Here are some of the kinds of general information that will have to be represented:
4.4.1. Narrative. Events occur in space and time. Some events are extended in time. Partial information must be expressed about what events begin or end during, before and after others. Partial information about places and their spacial relations must be expressible. Sometimes dynamic information such as velocities are better known than the space-time facts in terms of which they are defined.
4.4.2. Partial information about causal systems. Quantities have values and later have different values.
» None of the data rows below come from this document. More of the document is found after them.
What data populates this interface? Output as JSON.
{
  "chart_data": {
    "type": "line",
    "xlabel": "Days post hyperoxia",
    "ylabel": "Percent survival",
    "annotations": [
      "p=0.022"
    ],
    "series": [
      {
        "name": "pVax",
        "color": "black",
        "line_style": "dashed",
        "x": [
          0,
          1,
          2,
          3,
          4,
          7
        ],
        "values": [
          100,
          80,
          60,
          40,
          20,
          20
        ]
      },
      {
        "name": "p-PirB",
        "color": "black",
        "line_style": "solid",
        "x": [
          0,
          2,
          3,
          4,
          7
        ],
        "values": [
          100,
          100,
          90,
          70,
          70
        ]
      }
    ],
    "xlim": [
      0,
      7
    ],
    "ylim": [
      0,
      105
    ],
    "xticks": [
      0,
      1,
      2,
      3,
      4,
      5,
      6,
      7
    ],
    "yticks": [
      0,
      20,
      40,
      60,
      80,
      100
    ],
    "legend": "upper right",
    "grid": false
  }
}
Causal laws relate these values.
4.4.3. Some changes are results of actions by the program and other actors. Information about the effects of actions can be used to determine what goals can be achieved in given circumstances.
4.4.4 Objects and substances have locations in space. It may be that temporal and causal facts are prior to spatial facts in the formalism.
4.4.5. Some objects are actors with beliefs, purposes and intentions.
Of course, the above English description is no substitute for an axiomatized formalism, not even for philosophy, but a fortiori when computer programs must be written. The main difficulties in designing such a formalism involve deciding how to express partial information. (McCarthy and Hayes 1969) uses a notion of situation wherein the situation is never known--only facts about situations are known. Unfortunately, the formalism is not suitable for expressing what might be known when events are taking place in parallel with unknown temporal relations. It also only treats the case in which the result of an action is a definite new situation and therefore isn't suitable for describing continuous processes.